The whale was seen Tuesday 90 kilometres northeast of Etang du Nord harbour, it said.
The entangled whale was seen in a remote location and the department is working to assess options for disentanglement.
"Oh my. Hopefully they can rescue this guy or gal," said Gretchen Fitzgerald, national programs director for the Sierra Club Canada Foundation.
"That's really unfortunate."
So far Four whales have been found entangled in ropes in the last month.
One of the whales was spotted by the Canadian Coast Guard east of Miscou, N.B., with a rope around its tail, apparently dragging something heavy.
Two others were detected a few days later -- one east of Gaspe, Que., and the other east of Miscou.
About two weeks ago, federal fishery officers and the Canadian Coast Guard removed 101 lost snow crab traps from the Gulf of St.
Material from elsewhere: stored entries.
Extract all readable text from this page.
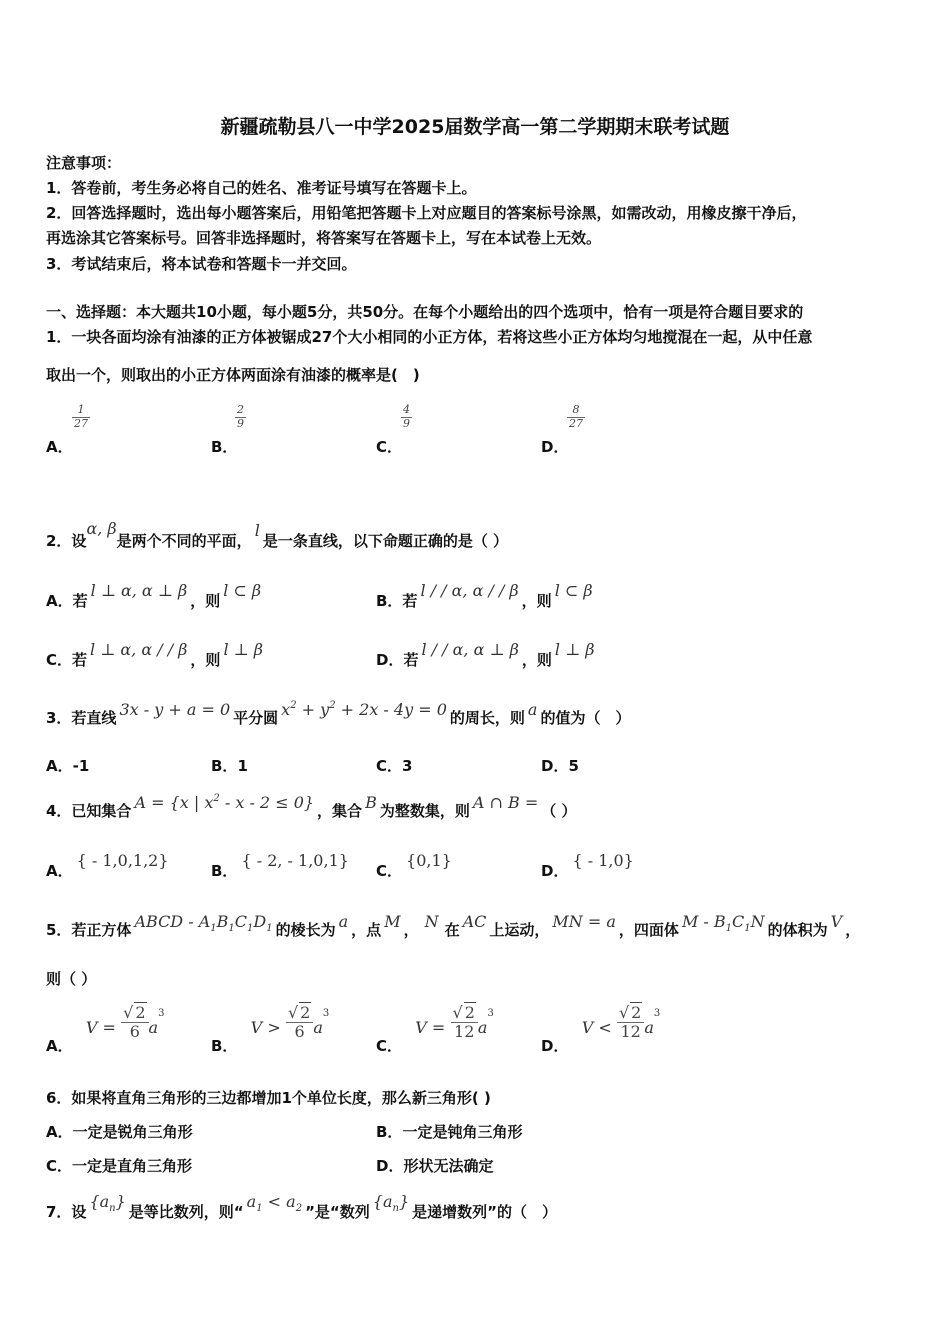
新疆疏勒县八一中学2025届数学高一第二学期期末联考试题
注意事项：
1．答卷前，考生务必将自己的姓名、准考证号填写在答题卡上。
2．回答选择题时，选出每小题答案后，用铅笔把答题卡上对应题目的答案标号涂黑，如需改动，用橡皮擦干净后，
再选涂其它答案标号。回答非选择题时，将答案写在答题卡上，写在本试卷上无效。
3．考试结束后，将本试卷和答题卡一并交回。
一、选择题：本大题共10小题，每小题5分，共50分。在每个小题给出的四个选项中，恰有一项是符合题目要求的
1．一块各面均涂有油漆的正方体被锯成27个大小相同的小正方体，若将这些小正方体均匀地搅混在一起，从中任意
取出一个，则取出的小正方体两面涂有油漆的概率是(　)
A．
$\frac{1}{27}$
B．
$\frac{2}{9}$
C．
$\frac{4}{9}$
D．
$\frac{8}{27}$
2．设α, β是两个不同的平面，l是一条直线，以下命题正确的是（ ）
A．若l ⊥ α, α ⊥ β，则l ⊂ β
B．若l / / α, α / / β，则l ⊂ β
C．若l ⊥ α, α / / β，则l ⊥ β
D．若l / / α, α ⊥ β，则l ⊥ β
3．若直线 3x - y + a = 0 平分圆 $x^2 + y^2 + 2x - 4y = 0$ 的周长，则 a 的值为（　）
A．-1	B．1	C．3	D．5
4．已知集合 A = {x | $x^2 - x - 2 \le 0$} ，集合 B 为整数集，则 A ∩ B = （ ）
A．{ - 1,0,1,2}
B．{ - 2, - 1,0,1}
C．{0,1}
D．{ - 1,0}
5．若正方体 ABCD - $A_1B_1C_1D_1$ 的棱长为 a ，点 M ， N 在 AC 上运动， MN = a ，四面体 M - $B_1C_1N$ 的体积为 V ，
则（ ）
A． $V = \frac{√ 2}{6} a^3$
B． $V > \frac{√ 2}{6} a^3$
C． $V = \frac{√ 2}{12} a^3$
D． $V < \frac{√ 2}{12} a^3$
6．如果将直角三角形的三边都增加1个单位长度，那么新三角形( )
A．一定是锐角三角形	B．一定是钝角三角形
C．一定是直角三角形	D．形状无法确定
7．设$\{a_n\}$是等比数列，则“$a_1 < a_2$ ”是“数列$\{a_n\}$是递增数列”的（　）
Lawrence as part of efforts to protect the endangered North Atlantic right whale.
The Fisheries Department said the "ghost gear" removal occurred over three days and also took more than nine kilometres of rope from the water.
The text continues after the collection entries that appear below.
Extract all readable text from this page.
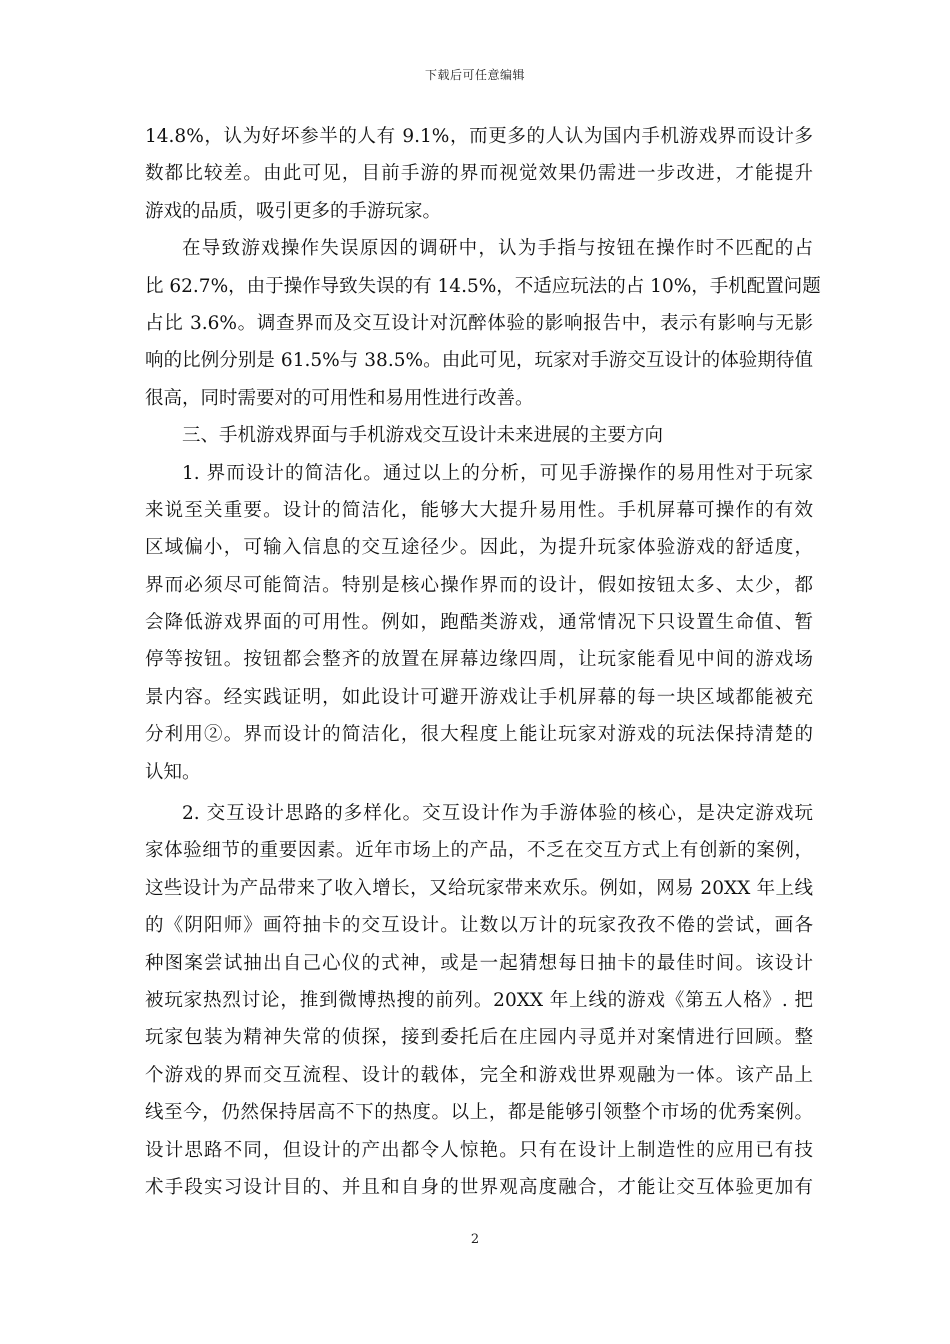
下载后可任意编辑
14.8%，认为好坏参半的人有 9.1%，而更多的人认为国内手机游戏界而设计多
数都比较差。由此可见，目前手游的界而视觉效果仍需进一步改进，才能提升
游戏的品质，吸引更多的手游玩家。
在导致游戏操作失误原因的调研中，认为手指与按钮在操作时不匹配的占
比 62.7%，由于操作导致失误的有 14.5%，不适应玩法的占 10%，手机配置问题
占比 3.6%。调查界而及交互设计对沉醉体验的影响报告中，表示有影响与无影
响的比例分别是 61.5%与 38.5%。由此可见，玩家对手游交互设计的体验期待值
很高，同时需要对的可用性和易用性进行改善。
三、手机游戏界面与手机游戏交互设计未来进展的主要方向
1. 界而设计的简洁化。通过以上的分析，可见手游操作的易用性对于玩家
来说至关重要。设计的简洁化，能够大大提升易用性。手机屏幕可操作的有效
区域偏小，可输入信息的交互途径少。因此，为提升玩家体验游戏的舒适度，
界而必须尽可能简洁。特别是核心操作界而的设计，假如按钮太多、太少，都
会降低游戏界面的可用性。例如，跑酷类游戏，通常情况下只设置生命值、暂
停等按钮。按钮都会整齐的放置在屏幕边缘四周，让玩家能看见中间的游戏场
景内容。经实践证明，如此设计可避开游戏让手机屏幕的每一块区域都能被充
分利用②。界而设计的简洁化，很大程度上能让玩家对游戏的玩法保持清楚的
认知。
2. 交互设计思路的多样化。交互设计作为手游体验的核心，是决定游戏玩
家体验细节的重要因素。近年市场上的产品，不乏在交互方式上有创新的案例，
这些设计为产品带来了收入增长，又给玩家带来欢乐。例如，网易 20XX 年上线
的《阴阳师》画符抽卡的交互设计。让数以万计的玩家孜孜不倦的尝试，画各
种图案尝试抽出自己心仪的式神，或是一起猜想每日抽卡的最佳时间。该设计
被玩家热烈讨论，推到微博热搜的前列。20XX 年上线的游戏《第五人格》. 把
玩家包装为精神失常的侦探，接到委托后在庄园内寻觅并对案情进行回顾。整
个游戏的界而交互流程、设计的载体，完全和游戏世界观融为一体。该产品上
线至今，仍然保持居高不下的热度。以上，都是能够引领整个市场的优秀案例。
设计思路不同，但设计的产出都令人惊艳。只有在设计上制造性的应用已有技
术手段实习设计目的、并且和自身的世界观高度融合，才能让交互体验更加有
2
Fitzgerald said preventing the release of ghost gear is a really important part of helping these whales.
"People are familiar with plastic bottle return -- little deposits you get back when you bring back plastic bottles. Well the same could be applied to fishing gear and people who sell gear, so that they are responsible for getting as much gear back out of the water as possible," she said.
"So, there's incentive to use less gear to begin with because it is putting a price on that, but also to bring it back."
Long-term solutions can include, among other things, figuring out if there is a way to have less gear out there in the water and having ropeless gear, she said.
A federal study said the measures taken to prevent the mammals, numbering about 400, from being hit by ships and getting caught in fishing gear may not be enough to keep them from being hurt or killed in Atlantic waters.
Martin Haulena, head veterinarian at the Vancouver Aquarium Marine Science Centre, said the latest whale entanglement is evidence that endangered right whales are directly affected by human activity.
"The logistics of helping the entangled ones are very complicated," he said.
Joe Gaydos with the SeaDoc Society out of the University of California, Davis, had said long-term solutions to reduce entanglement like the static zone and changes in fishing gear confirmation are essential to the survival of these whales.